Another USGS article on induced earthquakes notes that from 2010 to 2012 there were over 300 earthquakes with a magnitude above 3 Central and Eastern US, all of which coincided with the injection of wasterwater in deep disposal wells in Colorado, Texas, Arkansas, Oklahoma and Ohio. Not surprisingly, most of the states listed also appear on the BLM’s list of acres producing oil and gas on federal land.

What the rules mean for gas companies

The US Department of the Interior estimates that adhering to the new rules will cost $11,400 per drilling operation, which is less than 1 percent of the cost of drilling a well.

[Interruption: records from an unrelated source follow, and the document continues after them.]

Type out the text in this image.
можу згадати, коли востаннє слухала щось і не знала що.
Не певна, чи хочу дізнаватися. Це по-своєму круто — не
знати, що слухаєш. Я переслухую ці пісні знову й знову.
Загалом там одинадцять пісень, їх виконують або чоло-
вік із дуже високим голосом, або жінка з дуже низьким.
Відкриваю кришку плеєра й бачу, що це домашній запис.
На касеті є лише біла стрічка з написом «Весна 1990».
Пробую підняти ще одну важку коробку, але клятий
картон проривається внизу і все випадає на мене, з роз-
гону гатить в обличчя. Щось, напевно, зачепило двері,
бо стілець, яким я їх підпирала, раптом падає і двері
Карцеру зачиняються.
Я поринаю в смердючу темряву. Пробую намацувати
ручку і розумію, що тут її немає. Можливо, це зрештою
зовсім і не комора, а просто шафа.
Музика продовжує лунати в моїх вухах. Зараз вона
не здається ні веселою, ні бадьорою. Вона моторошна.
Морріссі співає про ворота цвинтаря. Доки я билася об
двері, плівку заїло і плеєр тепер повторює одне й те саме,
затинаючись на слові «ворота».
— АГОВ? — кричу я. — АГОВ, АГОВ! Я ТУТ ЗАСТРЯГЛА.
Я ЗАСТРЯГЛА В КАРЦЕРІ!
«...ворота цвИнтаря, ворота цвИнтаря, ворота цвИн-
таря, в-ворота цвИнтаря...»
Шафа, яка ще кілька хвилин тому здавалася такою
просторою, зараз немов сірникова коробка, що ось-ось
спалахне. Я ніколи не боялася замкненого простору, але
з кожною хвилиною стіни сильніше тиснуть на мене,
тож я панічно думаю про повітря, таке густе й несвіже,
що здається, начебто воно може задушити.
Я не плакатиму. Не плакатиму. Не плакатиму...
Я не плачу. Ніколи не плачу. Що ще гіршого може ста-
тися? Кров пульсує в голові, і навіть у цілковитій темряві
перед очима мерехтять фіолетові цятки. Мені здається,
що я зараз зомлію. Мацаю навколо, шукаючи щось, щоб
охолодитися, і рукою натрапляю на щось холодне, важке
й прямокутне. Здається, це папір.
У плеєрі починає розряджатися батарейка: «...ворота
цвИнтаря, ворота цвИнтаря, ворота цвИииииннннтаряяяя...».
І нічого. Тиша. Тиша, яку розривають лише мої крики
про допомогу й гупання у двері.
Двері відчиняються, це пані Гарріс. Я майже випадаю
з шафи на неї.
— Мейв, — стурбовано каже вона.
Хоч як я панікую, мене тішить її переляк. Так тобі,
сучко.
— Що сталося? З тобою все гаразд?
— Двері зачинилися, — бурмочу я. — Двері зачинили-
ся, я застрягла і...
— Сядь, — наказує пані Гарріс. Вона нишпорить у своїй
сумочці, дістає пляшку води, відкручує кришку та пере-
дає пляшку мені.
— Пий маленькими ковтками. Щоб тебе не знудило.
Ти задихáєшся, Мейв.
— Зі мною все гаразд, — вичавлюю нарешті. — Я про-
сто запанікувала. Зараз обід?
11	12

However, a study put together by the American Petroleum Institute states that “the total costs associated with this rule could range from $30 million per year to $2.7 billion per year.”

Still, it seems the biggest concern surrounding the new rules — and what sparked the lawsuit — is that some rules are duplicates of those already in place and will add unnecessary costs. On that note, John Robitaille, vice president of the Petroleum Association of Wyoming, told CNBC, “the thing that we are most concerned about is the rule that has come out is essentially redundant and duplicative of the rules that are already being implemented by the the Wyoming Oil and Gas Conservation Commission.”

Wally Grangmeister, vice president and director of communications for the New Mexico Oil and Gas Association, also spoke with CNBC about the issue and agreed that layering federal rules over state regulations could add a lot to cost and “in an environment where the price of oil is in the mid $40s and natural gas is below $3, every dollar counts relative to what you’re producing.”

On the bright side, some companies that are part of the Western Energy Alliance operate in states that already have certain regulations in place, and they should find it easier to implement the new rules. Those firms include Encana (TSX:ECA,NYSE:ECA), Baytex Energy (TSX:BTE,NYSE:BTE), Crescent Point Energy (TSX:CPG) and Carbon Natural Gas Company (OTCMKTS:CRBO).

It will be interesting to see how the situation plays out. At the moment, however, a recent statement to Forbes from US Senator John Barrasso of Wyoming likely sums up many industry participants’ views. He said, ”the Bureau of Land Management’s rule is a solution looking for a problem. For years, Wyoming and other western states have enforced the country’s most aggressive hydraulic fracturing regulations — regulations which also apply to federal lands within their borders.”


Securities Disclosure: I, Kristen Moran, hold no direct investment interest in any company mentioned in this article.